I wonder if the idea of a Repealer was stimulated by my proposal to establish a Keeper of the U.S. Constitution (go here and scroll down to Article VII). It is true that the Keeper of the Constitution, as I define the job, would have considerably more power than the Kansas Repealer; to wit:

A. Responsibility and Authority

1. The responsibility for ensuring that the legislative, executive, and judicial branches adhere to this Constitution in the exercise of their respective powers shall be vested in a Keeper of the Constitution. The Keeper may review acts of Congress, the executive branch, and judicial branch that have the effect of making law and appropriating monies. The term “making law” includes — but is not limited to — a legislative, executive, or judicial interpretation of an existing law or laws. Covered acts of the judicial branch include — but are not limited to — denials of appeals or writs of certiorari. The Keeper’s purview does not extend to the ratification of or amendments to this Constitution; the admission of States to the Union, or the secession of States from it; declarations of war; statutes, appropriations, regulations, or orders pertaining directly to the armed forces or intelligence services of the United States; or the employment of the armed forces or intelligence services of the United States. Nor does the Keeper’s purview extend to appointments made by or with the consent of the legislative, executive, or judicial branches.

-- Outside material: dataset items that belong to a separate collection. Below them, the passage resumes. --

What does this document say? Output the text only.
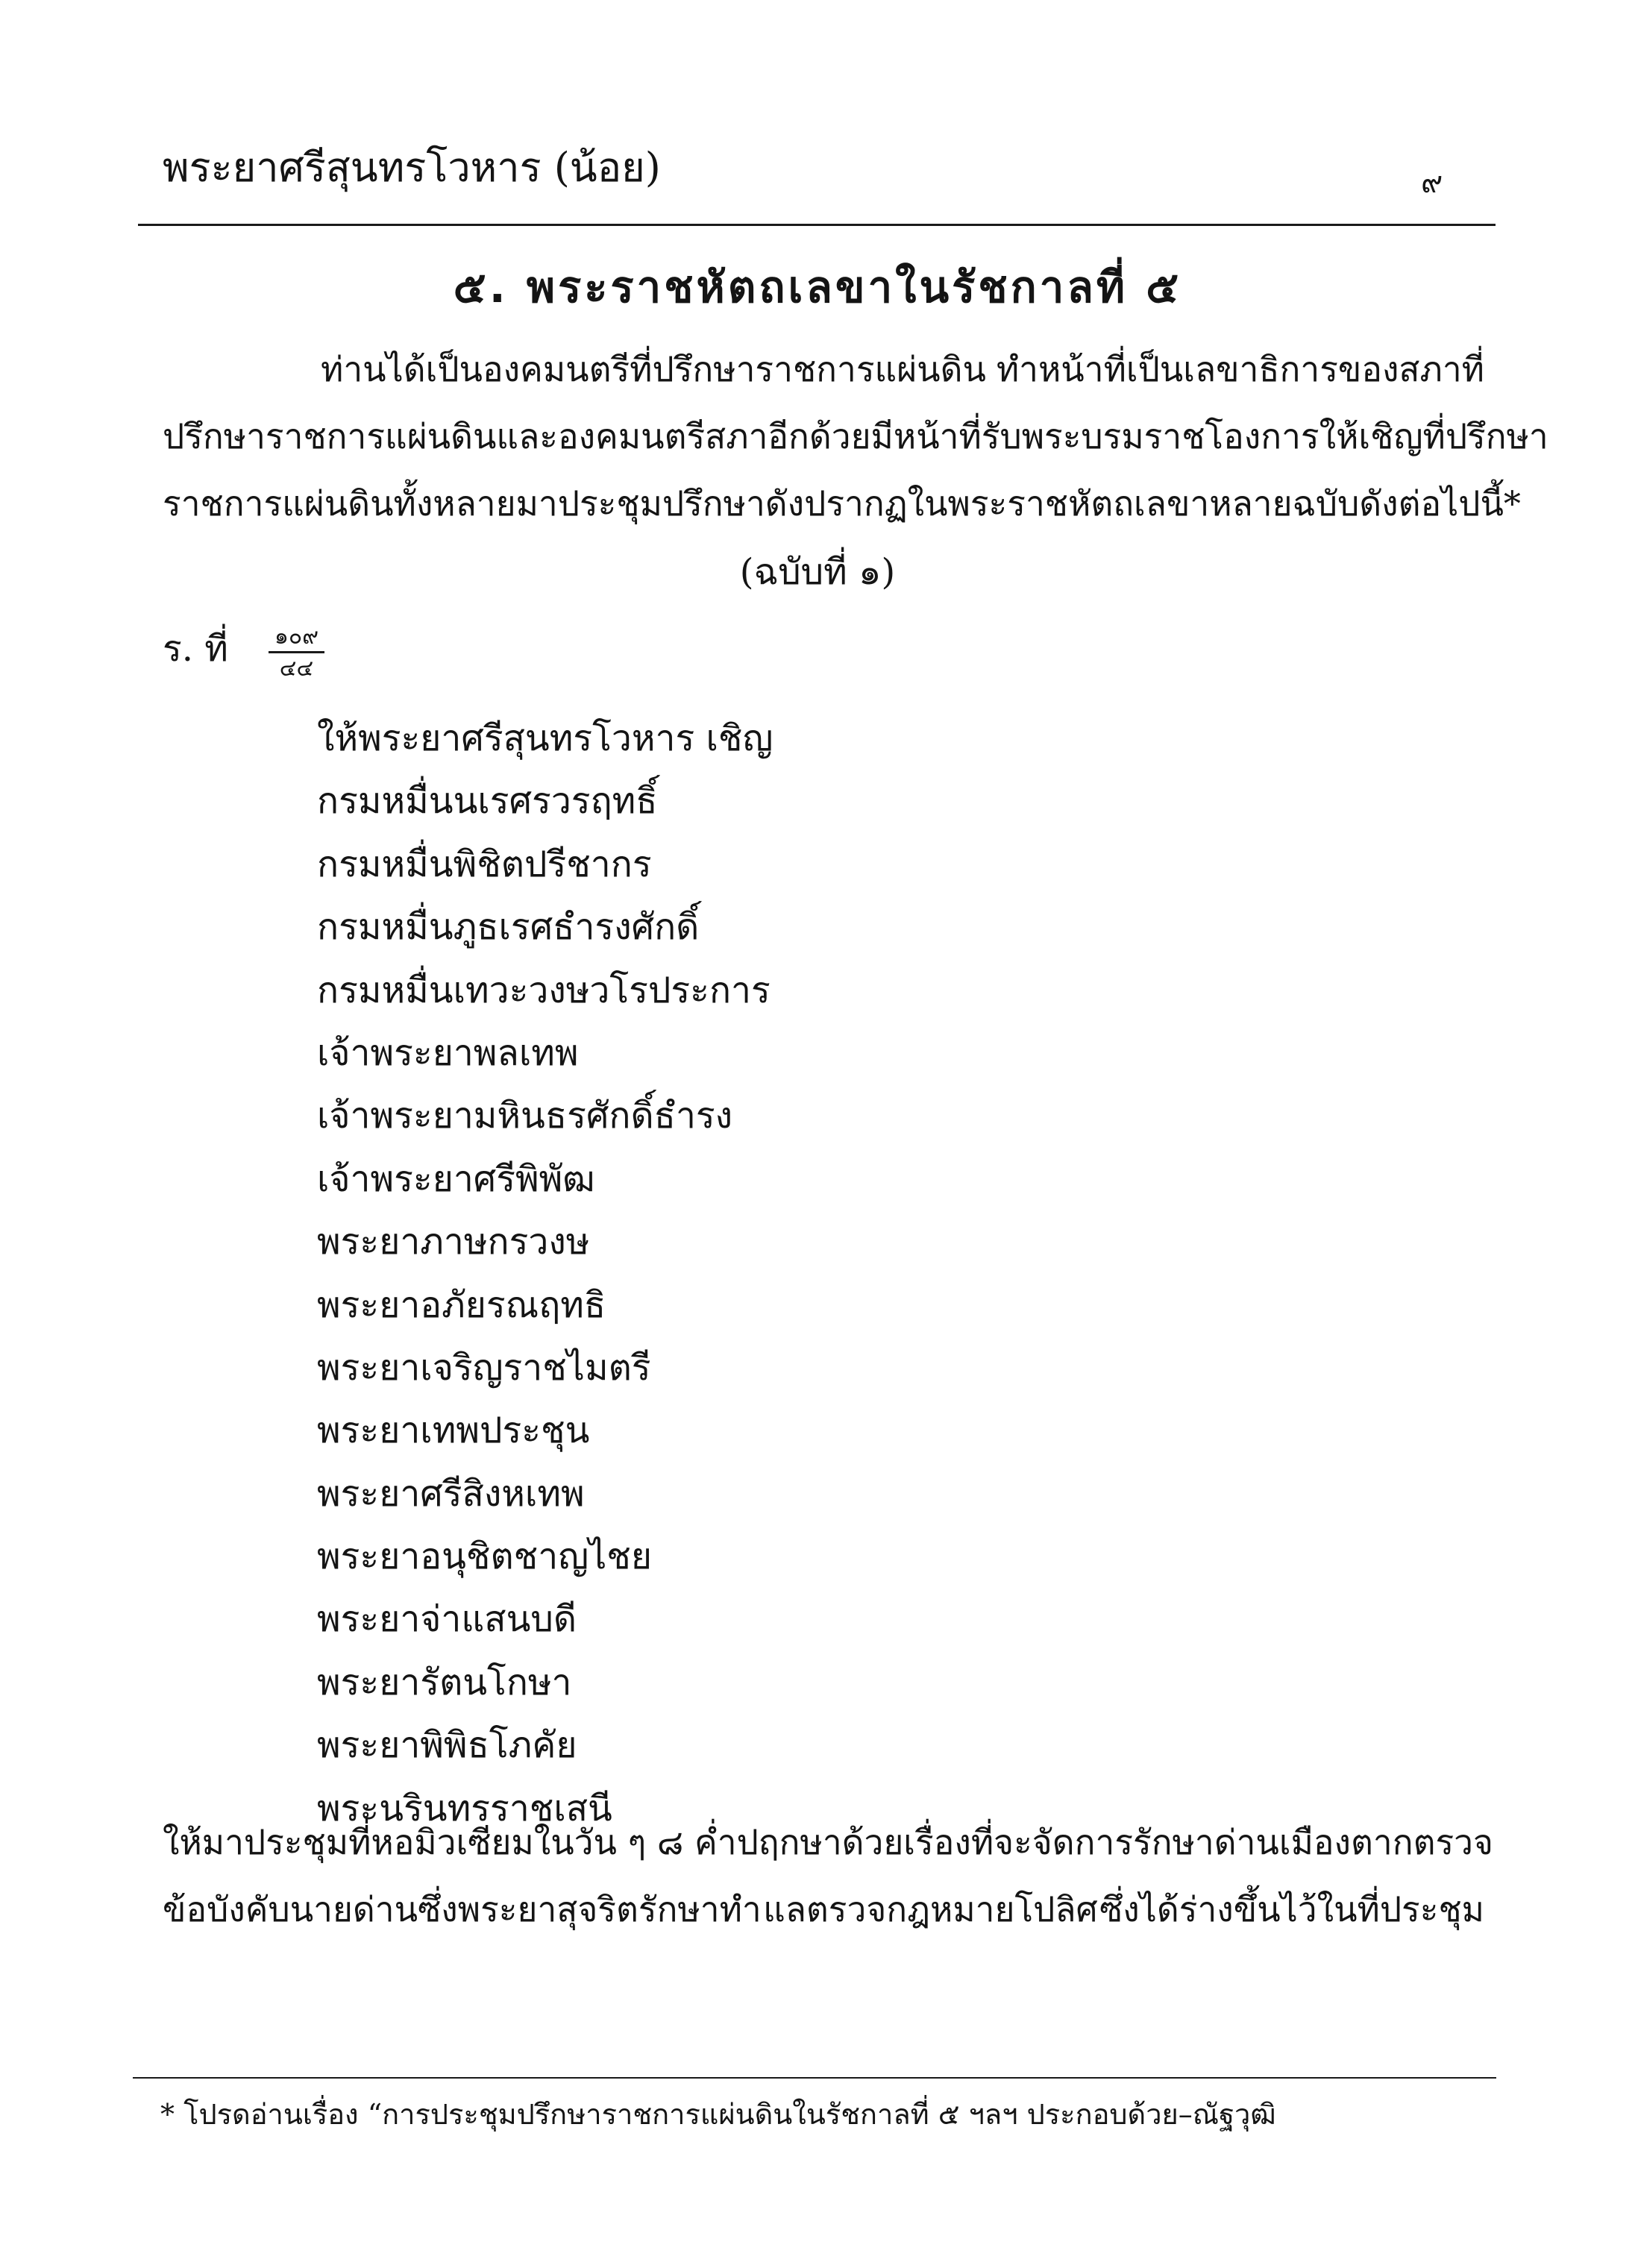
พระยาศรีสุนทรโวหาร (น้อย)	๙
๕. พระราชหัตถเลขาในรัชกาลที่ ๕
ท่านได้เป็นองคมนตรีที่ปรึกษาราชการแผ่นดิน ทำหน้าที่เป็นเลขาธิการของสภาที่
ปรึกษาราชการแผ่นดินและองคมนตรีสภาอีกด้วย มีหน้าที่รับพระบรมราชโองการให้เชิญที่ปรึกษา
ราชการแผ่นดินทั้งหลายมาประชุมปรึกษาดังปรากฏในพระราชหัตถเลขาหลายฉบับ ดังต่อไปนี้*
(ฉบับที่ ๑)
ร. ที่ ๑๐๙
๔๔
ให้พระยาศรีสุนทรโวหาร เชิญ
กรมหมื่นนเรศรวรฤทธิ์
กรมหมื่นพิชิตปรีชากร
กรมหมื่นภูธเรศธำรงศักดิ์
กรมหมื่นเทวะวงษวโรประการ
เจ้าพระยาพลเทพ
เจ้าพระยามหินธรศักดิ์ธำรง
เจ้าพระยาศรีพิพัฒ
พระยาภาษกรวงษ
พระยาอภัยรณฤทธิ
พระยาเจริญราชไมตรี
พระยาเทพประชุน
พระยาศรีสิงหเทพ
พระยาอนุชิตชาญไชย
พระยาจ่าแสนบดี
พระยารัตนโกษา
พระยาพิพิธโภคัย
พระนรินทรราชเสนี
ให้มาประชุมที่หอมิวเซียมในวัน ๆ ๘ ค่ำ ปฤกษาด้วยเรื่องที่จะจัดการรักษาด่านเมืองตากตรวจ
ข้อบังคับนายด่านซึ่งพระยาสุจริตรักษาทำ แลตรวจกฎหมายโปลิศ ซึ่งได้ร่างขึ้นไว้ในที่ประชุม
* โปรดอ่านเรื่อง “การประชุมปรึกษาราชการแผ่นดินในรัชกาลที่ ๕ ฯลฯ ประกอบด้วย–ณัฐวุฒิ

2. The Keeper may revoke any act that lies within his purview, as defined in section A.1 of this Article VII, provided that the act occurred no more than one year before the date on which he nullifies it. The Keeper shall signify each revocation by informing the Speaker of the House of Representatives, President pro tempore of the Senate, President of the United States, and Chief Justice of the Supreme Court of the United States of his decision and the reason(s) therefor. The Keeper shall, at the same time, issue a public notice of his decision and the reason(s) therefor.

3. The affected branch(es) of government shall, in each case, act promptly to implement the Keeper’s decision. Each implementing act shall be subject to review, as specified in sections A.1 and A.2 of this Article VII.

The establishment of the office of Repealer is, nevertheless, a step in the right direction. Perhaps the idea will spread, and perhaps a State’s constitution will be amended to give a Repealer the kind of authority that I would vest in the Keeper of the Constitution. That would be a bold and instructive experiment in governance.